Climate change is affecting our water supplies and the availability of water in a number of ways. Erratic fluctuations in rainfall mean that we’re facing extremes. At one end, rainfall is less frequent so water sources evaporate quicker and stay dry for longer, which has a huge effect on communities in hotter areas that rely on communal water. With an estimated one in three people globally living without access to safe drinking water, this is a huge problem that needs to be solved. At the other end, too much rain falls too quickly leading to flash flooding, posing threats to large areas of the population being displaced. But also surface runoff, which is where rainwater cannot be absorbed fast enough by the ground so it flows across the ground in a search for tributaries to flow into.
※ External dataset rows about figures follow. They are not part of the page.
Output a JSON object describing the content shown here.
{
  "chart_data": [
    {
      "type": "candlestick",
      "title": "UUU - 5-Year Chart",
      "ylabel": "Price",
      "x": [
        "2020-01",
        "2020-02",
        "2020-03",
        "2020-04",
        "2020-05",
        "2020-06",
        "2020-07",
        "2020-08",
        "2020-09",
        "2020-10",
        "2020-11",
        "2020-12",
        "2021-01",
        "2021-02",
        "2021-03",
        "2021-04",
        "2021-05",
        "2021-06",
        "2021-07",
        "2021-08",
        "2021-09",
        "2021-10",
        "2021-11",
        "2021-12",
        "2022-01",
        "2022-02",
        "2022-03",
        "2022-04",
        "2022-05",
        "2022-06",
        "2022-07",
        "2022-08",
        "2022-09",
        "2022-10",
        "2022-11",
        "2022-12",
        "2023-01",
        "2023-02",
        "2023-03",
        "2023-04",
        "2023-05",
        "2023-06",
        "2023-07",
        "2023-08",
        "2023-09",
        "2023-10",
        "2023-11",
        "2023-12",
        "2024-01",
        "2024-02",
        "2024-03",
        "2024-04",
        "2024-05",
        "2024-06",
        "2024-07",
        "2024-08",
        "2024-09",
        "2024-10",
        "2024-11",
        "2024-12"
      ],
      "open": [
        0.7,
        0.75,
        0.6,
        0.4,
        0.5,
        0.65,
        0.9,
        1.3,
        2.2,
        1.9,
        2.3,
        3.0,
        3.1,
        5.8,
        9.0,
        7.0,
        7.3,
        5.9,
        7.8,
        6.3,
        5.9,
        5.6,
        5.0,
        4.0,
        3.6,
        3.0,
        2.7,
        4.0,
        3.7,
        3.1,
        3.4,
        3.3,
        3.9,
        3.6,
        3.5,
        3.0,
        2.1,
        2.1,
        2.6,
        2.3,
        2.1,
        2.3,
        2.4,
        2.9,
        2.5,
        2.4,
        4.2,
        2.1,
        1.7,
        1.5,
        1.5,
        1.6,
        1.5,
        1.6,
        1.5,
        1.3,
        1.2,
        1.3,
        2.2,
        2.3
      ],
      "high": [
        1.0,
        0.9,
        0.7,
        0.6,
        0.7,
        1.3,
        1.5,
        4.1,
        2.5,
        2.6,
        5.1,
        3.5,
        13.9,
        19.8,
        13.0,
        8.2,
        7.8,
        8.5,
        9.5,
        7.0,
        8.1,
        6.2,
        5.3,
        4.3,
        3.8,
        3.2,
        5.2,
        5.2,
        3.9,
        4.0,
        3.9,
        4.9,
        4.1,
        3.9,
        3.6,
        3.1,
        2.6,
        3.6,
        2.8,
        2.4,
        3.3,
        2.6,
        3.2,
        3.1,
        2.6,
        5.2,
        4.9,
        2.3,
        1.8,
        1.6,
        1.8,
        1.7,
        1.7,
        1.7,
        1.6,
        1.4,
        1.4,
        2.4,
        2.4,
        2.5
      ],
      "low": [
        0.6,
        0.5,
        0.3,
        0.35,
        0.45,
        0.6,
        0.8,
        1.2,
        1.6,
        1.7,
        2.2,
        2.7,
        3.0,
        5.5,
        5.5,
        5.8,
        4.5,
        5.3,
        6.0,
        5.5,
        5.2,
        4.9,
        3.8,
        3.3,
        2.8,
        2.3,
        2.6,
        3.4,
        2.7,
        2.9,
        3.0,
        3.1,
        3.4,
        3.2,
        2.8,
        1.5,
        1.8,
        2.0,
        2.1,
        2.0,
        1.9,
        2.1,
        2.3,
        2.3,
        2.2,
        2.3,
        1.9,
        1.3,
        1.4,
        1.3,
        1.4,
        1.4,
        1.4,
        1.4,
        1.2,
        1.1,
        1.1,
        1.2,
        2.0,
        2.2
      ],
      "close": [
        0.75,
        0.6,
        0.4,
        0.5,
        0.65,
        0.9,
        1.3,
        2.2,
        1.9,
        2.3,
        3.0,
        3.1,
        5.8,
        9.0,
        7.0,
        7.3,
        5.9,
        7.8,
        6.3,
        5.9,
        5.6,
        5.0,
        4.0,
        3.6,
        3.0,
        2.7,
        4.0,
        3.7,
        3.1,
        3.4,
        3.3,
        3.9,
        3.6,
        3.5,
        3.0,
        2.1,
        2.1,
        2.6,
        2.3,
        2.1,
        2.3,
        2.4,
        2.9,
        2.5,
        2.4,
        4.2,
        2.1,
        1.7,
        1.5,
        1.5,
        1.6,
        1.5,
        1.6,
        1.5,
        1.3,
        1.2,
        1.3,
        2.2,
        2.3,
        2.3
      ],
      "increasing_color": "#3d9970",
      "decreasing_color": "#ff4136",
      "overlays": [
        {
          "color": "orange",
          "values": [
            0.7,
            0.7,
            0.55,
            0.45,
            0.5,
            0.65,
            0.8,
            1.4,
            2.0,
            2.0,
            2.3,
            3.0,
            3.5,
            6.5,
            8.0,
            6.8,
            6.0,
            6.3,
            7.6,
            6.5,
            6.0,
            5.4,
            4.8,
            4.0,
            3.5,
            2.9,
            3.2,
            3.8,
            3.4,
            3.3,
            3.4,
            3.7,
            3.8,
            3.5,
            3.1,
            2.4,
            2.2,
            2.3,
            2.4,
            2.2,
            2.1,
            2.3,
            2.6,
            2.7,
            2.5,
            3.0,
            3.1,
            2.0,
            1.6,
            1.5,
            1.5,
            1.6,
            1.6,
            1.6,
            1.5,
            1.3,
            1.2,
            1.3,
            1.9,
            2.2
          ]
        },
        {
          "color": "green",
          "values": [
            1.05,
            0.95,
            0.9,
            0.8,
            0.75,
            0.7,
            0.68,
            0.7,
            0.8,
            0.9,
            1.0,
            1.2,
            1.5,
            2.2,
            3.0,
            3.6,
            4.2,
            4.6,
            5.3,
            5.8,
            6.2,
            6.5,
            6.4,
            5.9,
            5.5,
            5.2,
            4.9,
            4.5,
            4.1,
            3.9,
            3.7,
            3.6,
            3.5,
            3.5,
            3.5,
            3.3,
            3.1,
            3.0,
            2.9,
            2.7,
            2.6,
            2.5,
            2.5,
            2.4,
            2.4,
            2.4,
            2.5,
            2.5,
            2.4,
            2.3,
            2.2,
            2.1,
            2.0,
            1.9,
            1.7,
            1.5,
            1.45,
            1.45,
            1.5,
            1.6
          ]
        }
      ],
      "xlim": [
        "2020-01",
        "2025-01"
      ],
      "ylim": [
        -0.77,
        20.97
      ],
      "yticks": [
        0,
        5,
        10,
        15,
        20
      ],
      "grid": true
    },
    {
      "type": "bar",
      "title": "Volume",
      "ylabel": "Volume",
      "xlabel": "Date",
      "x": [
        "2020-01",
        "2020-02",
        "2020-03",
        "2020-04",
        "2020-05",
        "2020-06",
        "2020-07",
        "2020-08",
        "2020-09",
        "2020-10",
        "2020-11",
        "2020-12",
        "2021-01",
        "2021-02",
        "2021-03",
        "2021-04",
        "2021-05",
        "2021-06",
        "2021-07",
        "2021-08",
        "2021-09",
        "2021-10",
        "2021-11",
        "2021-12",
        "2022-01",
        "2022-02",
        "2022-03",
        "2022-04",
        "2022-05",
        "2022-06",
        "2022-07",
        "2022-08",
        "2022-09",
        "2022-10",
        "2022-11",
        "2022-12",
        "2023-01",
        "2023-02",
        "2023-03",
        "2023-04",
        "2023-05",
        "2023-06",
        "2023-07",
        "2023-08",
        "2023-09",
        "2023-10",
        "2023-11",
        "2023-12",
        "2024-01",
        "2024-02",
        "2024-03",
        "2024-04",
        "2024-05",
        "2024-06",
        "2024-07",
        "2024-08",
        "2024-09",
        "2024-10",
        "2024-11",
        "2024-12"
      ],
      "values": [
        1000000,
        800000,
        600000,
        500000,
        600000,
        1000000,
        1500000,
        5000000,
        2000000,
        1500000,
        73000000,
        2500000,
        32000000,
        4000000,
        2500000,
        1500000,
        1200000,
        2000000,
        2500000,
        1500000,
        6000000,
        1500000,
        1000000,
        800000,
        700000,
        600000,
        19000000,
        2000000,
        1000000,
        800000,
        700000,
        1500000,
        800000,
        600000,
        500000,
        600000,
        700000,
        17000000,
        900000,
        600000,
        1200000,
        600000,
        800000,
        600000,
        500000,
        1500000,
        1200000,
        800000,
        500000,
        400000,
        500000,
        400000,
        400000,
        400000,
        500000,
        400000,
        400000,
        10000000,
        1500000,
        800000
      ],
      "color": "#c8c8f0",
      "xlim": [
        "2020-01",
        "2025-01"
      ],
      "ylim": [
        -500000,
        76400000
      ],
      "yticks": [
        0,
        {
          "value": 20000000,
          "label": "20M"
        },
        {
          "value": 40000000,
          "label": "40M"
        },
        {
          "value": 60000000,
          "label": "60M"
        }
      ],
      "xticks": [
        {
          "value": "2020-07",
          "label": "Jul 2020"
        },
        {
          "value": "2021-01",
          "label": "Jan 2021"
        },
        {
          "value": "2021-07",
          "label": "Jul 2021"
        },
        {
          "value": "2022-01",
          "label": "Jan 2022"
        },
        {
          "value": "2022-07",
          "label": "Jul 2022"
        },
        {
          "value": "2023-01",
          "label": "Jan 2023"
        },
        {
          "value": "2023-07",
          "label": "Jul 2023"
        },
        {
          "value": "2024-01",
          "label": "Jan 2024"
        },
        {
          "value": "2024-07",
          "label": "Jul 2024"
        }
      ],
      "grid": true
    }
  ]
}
This causes problems when the excess water picks up contaminants that can enter wells and water sources.

One of the key things to take into account with the increase in natural disasters is the way the cost to our lives is calculated. In richer nations, when disaster strikes it’s linked to economic losses, while in poorer nations it’s human lives that are tallied. It’s a sobering observation that only underlines that we have to pull together and halt the climate crisis for all our sakes.

Air Quality

Casting our minds back to the turn of 2019 we can recall the images of terrible bushfires rampaging across Australia, the country has witnessed almost comically high temperatures. Our news channels too show vivid images of gigantic smog clouds engulfing entire cities, a visual metaphor of the air pollution caused by industry, and the collective emissions from our growing, overpopulated cities.

It’s hardly surprising to hear that there are many medical conditions linked to a decline in air quality. Eye problems and blindness, breathing difficulties, cancers… All of which can be prevented by cutting emissions. If anything, the current Covid-19 pandemic has shown how drop-in aviation and fewer cars on the roads clear the air in a way we can all see.

We Can Turn It Around

For environmentalists, it’s important to stress that we can genuinely make a difference that leads to planet-wide health benefits. Donating to NGOs working to stem pollution, clean and sanitize waterways and fight climate change gives them the boost they need to amplify their work. And, at the same time, second-guessing whether you really do need to take that trip in your car rather than walk it, or ride the bus, is a change on a personal level. It’s up to us to make the difference. One that’s good for everyone.